Les fonds de capital-investissement investissent également en Afrique, une grande partie de leurs financements étant fournis par des banques de développement et des fondations convaincues qu’il y a de l’argent à gagner dans cette campagne de modernisation. Pourtant, parmi les multiples investissements réalisés par les sociétés de capital-investissement dans la production laitière locale africaine, peu réussissent (voir Tableau : Fonds de capital-investissement et produits laitiers en Afrique). La société Midcom, basée à Dubaï, a par exemple essayé d’investir dans les produits laitiers en Ouganda en 2013, avec le soutien de la Société financière internationale de la Banque mondiale et du Rise Fund, un fonds de capital-investissement américain géré par TPG. Sa filiale, Pearl Dairies, a affirmé qu’elle deviendrait non seulement un acteur majeur sur le marché national, mais qu’elle développerait une activité d’exportation vers les pays africains voisins. Cependant, un différend commercial avec le Kenya, où l’industrie laitière locale est contrôlée par la famille du président, a mis l’entreprise en difficulté (voir Encadré : La crème de la crème). En mars 2021, Pearl Dairies a annoncé qu’elle fermait son usine laitière ougandaise et se tournait vers la production de miel biologique destiné à l’exportation vers l’Europe.[20]

Les banques de développement, les donateurs et les gouvernements gaspillent de l’argent et des ressources en essayant d’industrialiser la production laitière locale en Afrique alors qu’il existe un énorme potentiel inexploité dans les systèmes traditionnels, qui sont freinés par les importations. Les éleveurs du Burkina Faso, par exemple, fournissaient autrefois du lait frais à l’ensemble du pays. Mais les importations de lait réengraissé bon marché en provenance d’Europe ont pratiquement détruit leur production au cours des dix dernières années. « J’ai essayé de vendre mon lait, mais la plupart du temps, il s’abîme et finit par être jeté », explique Hamidou Bandé, président du Syndicat national des éleveurs du Burkina Faso. Il élève 300 vaches mais ne vend plus que leur viande, car il ne trouve pas de marché pour leur lait. « Cela fait mal au cœur. Le lait que nous jetons aurait pu être destiné aux veaux ou à nos enfants. »[21]

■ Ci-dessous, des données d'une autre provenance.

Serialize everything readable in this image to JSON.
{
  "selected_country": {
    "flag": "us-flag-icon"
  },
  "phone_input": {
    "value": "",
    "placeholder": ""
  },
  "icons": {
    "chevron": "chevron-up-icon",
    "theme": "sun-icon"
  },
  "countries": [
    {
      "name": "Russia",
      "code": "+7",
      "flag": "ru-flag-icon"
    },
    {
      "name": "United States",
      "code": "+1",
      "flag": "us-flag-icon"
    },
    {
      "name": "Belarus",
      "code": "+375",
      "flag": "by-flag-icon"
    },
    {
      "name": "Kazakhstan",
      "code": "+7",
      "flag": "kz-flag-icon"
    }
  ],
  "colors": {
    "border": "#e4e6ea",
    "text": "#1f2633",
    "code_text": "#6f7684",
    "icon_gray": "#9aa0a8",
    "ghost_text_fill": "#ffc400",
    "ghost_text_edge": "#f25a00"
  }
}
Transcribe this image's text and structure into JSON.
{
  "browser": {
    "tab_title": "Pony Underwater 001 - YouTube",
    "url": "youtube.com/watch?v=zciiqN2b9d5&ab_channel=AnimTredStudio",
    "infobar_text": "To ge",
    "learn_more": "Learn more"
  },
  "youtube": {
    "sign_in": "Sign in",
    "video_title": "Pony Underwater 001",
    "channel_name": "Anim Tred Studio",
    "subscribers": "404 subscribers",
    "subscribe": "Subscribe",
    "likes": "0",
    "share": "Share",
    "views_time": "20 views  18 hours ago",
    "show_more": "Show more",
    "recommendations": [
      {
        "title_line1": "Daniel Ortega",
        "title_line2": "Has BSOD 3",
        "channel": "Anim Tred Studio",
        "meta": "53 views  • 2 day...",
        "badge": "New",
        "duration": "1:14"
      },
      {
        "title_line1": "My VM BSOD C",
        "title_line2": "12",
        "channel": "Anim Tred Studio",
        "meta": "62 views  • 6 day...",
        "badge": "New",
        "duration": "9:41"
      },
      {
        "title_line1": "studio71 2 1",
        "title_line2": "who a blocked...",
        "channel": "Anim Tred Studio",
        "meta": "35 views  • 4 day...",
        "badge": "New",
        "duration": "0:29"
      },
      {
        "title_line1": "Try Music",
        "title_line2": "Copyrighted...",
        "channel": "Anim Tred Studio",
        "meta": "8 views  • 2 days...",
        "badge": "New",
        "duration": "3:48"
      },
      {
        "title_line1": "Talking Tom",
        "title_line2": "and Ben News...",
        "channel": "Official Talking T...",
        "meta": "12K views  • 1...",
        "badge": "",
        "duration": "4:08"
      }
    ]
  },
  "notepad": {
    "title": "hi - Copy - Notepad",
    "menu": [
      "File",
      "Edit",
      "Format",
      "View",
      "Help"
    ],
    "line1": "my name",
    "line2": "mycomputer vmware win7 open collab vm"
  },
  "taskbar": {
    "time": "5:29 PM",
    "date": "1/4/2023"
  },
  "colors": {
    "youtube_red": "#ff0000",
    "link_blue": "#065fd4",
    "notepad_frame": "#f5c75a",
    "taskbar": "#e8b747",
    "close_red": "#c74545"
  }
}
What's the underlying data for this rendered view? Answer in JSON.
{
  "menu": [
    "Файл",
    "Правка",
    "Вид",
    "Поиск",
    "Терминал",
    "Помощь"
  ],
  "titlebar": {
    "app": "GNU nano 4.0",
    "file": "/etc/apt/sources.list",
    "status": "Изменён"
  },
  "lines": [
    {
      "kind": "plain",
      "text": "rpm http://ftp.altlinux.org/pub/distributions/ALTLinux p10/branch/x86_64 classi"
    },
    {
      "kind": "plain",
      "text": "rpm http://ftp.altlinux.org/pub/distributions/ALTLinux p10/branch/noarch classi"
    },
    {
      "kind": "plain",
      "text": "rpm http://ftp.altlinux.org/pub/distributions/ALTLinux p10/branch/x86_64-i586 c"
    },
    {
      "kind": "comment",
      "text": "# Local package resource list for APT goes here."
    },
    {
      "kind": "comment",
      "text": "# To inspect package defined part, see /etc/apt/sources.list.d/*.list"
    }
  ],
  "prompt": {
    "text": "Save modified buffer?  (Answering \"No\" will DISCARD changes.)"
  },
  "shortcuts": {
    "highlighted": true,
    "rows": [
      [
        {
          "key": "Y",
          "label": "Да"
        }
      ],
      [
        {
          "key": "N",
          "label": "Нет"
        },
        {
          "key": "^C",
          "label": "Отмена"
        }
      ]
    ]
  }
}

Vente de lait au bord de la route à Borana, au Kenya. Photo : Masresha Taye

Cette situation contraste avec celle de l’Ouganda, où un droit de douane de 60 % protège les petits producteurs laitiers des importations de produits laitiers.[22] Aujourd’hui, les petites laiteries, regroupant de petits éleveurs et de petits vendeurs et transformateurs de produits laitiers, fournissent 80 % du lait consommé en Ouganda. Grâce aux tarifs régionaux qui empêchent les importations de poudre de lait en Afrique de l’Est, les petits producteurs laitiers ougandais ont pu répondre efficacement à l’augmentation de la demande au cours des deux dernières décennies, et ce grâce à des races bovines indigènes et à des pratiques agricoles traditionnelles.[23] Les quelques entreprises laitières du pays ont, à plusieurs reprises, tenté d’utiliser leurs relations politiques pour faire adopter des lois visant à saper le soi-disant « secteur informel », mais les agriculteurs et les petits vendeurs se sont alliés pour les en empêcher. Des manifestations à l’échelle nationale d’agriculteurs et de vendeurs ont forcé le gouvernement à revenir sur l’interdiction de la vente de lait cru en 2007 et à nouveau en 2014.[24]

La riche diversité du bétail en Afrique

Sur les 222 millions de bovins qui fournissent aux Africains des produits laitiers et de la viande, la plupart appartiennent à des petits exploitants agricoles et des éleveurs nomades.[25] C’est un cheptel très diversifié. Au moins 150 races bovines indigènes ont été identifiées sur le continent africain, et beaucoup d’autres ne sont pas répertoriées.[26]<

Dans différents pays, l’élevage du bétail est pratiqué par des tribus spécifiques, comme les Banyankolé en Ouganda, les Masaï au Kenya et en Tanzanie, et les Peuls dans toute la région du Sahel et en Afrique de l’Ouest. Chacune de ces tribus possède ses propres races locales, comme la célèbre vache à longues cornes Ankole que l’on trouve en Ouganda et dans les environs, ou le zébu à bosse que gardent les bergers peuls et dont il existe de nombreuses variétés différentes adaptées aux zones géographiques locales où elles trouvent leurs pâturages.[27]

Vache à longues cornes Ankole, race indigène de la région d’Ankole en Ouganda. Photo : Nobert Petro Kalule

Beaucoup de ces groupes sont des éleveurs nomades qui se déplacent sur de longues distances et pendant de longues périodes, à la recherche de nourriture et d’eau pour leurs animaux. Pour ces raisons, leurs races bovines sont adaptées aux conditions locales telles que les températures élevées, la sécheresse, les longues distances entre les lieux de pâturage et les sources d’eau et les diverses maladies endémiques, ainsi qu’aux besoins et aux cultures de ceux qui en dépendent. [28]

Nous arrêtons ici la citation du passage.